Cette notoriété m’évitera de donner un résumé de Tous les hommes n'habitent pas le monde de la même façon. Résumé qui d’ailleurs aurait du mal à rendre compte de toutes les aventures qui arrivent à Paul Hansen, et dont il fait lui-même le récit depuis sa cellule d’une prison de Montréal. Pourquoi est-il en prison, lui qui est l’altruisme même, au plein sens du terme ? On ne le saura que sur le tard (stratégie du suspense) ; disons que c’est l’aboutissement (heureusement non définitif) d’un long processus mouvementé : enfant toulousain d’un père danois et pasteur qui perd la foi, d’une mère magnifique, militante et lointaine, Paul va naviguer vers l’âge adulte en suivant son père au Canada, où il deviendra pour de nombreuses années « superintendant » (c’est-à-dire homme à tout faire) de L’Excelsior, une résidence sécurisée à l’américaine pour privilégiés actifs ou retraités – où il aura des amis, mais aussi un ennemi acharné qui le fera sortir de ses gonds. Une compagne idéale, une chienne affectueuse, un métier qui lui plait, qui lui permet de s’adonner à son empathie naturelle et à « son envie de réparer les choses, de bien les traiter, de les soigner, de les surveiller. »... L’auteur combine à merveille l’art du récit à rebondissements, l’art du portrait juste et révélateur, l’art de la surprise et du paradoxe. La cohabitation de Paul, par exemple, avec le détenu Patrick Horton, « un homme et demi qui s’est fait tatouer l’histoire de sa vie sur la peau du dos », un passionné de Harley Davidson qui a vraisemblablement assassiné un Hells Angel, pourrait être un enfer ; eh bien non, Patrick, cette force de la nature qui souffre pourtant de phobies inattendues, est d’une bienveillance toute protectrice… Le tout à l’avenant : le père, pasteur en pays catholique, se prend d’une passion fiévreuse et destructrice pour les jeux de hasard, le cinéma d’art et d’essai de la mère est devenu une salle spécialisée dans les films porno, la compagne d’origine algonquine pilote audacieusement un antique aéronef au-dessus des immensités glacées, le seul véritable ami (outre la chienne Nouk) que Paul se fait à l’Excelsior est « casualties adjuster », chargé d’évaluer le prix des morts pour les compagnies d’assurance…
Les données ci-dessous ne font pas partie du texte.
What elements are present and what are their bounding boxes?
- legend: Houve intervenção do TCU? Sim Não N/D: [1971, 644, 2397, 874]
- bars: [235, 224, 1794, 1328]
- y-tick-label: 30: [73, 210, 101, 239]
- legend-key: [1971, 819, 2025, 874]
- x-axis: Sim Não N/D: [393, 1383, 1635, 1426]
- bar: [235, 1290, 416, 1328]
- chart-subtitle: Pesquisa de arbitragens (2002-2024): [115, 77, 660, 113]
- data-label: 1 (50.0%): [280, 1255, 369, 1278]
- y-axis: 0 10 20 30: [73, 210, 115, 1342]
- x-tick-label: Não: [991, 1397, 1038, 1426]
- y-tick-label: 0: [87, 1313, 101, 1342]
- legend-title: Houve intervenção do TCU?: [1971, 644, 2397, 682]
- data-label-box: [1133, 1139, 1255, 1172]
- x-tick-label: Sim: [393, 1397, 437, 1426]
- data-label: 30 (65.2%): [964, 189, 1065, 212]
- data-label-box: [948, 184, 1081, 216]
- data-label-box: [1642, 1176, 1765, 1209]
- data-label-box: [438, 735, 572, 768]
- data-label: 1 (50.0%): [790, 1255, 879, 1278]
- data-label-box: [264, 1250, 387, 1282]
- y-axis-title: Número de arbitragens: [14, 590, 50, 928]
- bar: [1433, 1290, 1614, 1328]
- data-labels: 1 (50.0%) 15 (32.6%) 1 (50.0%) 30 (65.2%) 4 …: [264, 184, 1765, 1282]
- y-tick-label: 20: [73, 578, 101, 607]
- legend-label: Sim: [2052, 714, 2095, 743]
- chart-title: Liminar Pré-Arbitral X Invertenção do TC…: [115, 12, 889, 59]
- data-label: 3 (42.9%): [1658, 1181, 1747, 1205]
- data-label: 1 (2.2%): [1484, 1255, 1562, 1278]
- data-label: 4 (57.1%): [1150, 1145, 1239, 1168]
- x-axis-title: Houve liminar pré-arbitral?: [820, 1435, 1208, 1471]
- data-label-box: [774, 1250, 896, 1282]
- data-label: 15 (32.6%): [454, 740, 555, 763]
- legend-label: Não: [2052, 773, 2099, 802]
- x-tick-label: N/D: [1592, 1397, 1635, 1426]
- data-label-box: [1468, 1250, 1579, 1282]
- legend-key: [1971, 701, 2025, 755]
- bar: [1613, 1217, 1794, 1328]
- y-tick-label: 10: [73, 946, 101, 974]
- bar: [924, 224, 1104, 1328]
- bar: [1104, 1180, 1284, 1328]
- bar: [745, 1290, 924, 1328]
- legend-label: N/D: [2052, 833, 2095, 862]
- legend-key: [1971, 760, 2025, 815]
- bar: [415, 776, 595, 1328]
Mais les faits, les situations et les personnages ne sont paradoxaux qu’en apparence. Jean-Paul Dubois possède tout à la fois le sens de la construction narrative, l’audace du réalisme, l’ardeur de l’imagination et la richesse de la sensibilité. Certes, pour lui, d’une manière générale, la destinée humaine est vouée à l’échec et au malheur : « À l’intérieur d’un immeuble ou d’une communauté, le malheur s’installe généralement par période. Pendant plusieurs mois, il va rôder dans les étages, oeuvrant de porte en porte, croquant d’abord le faible, ruinant les espérants. Et puis, un jour, changer de rue, de quartier, poursuivant à l’aveugle son travail d’artisan. ». Progression similaire pour tous les individus. Mais l’écriture de Jean-Paul Dubois convoque toutes les ressources de la générosité, de l’amitié, de l’amour, de l’humour. Et la pilule passe à merveille. Chaleureuse et euphorisante.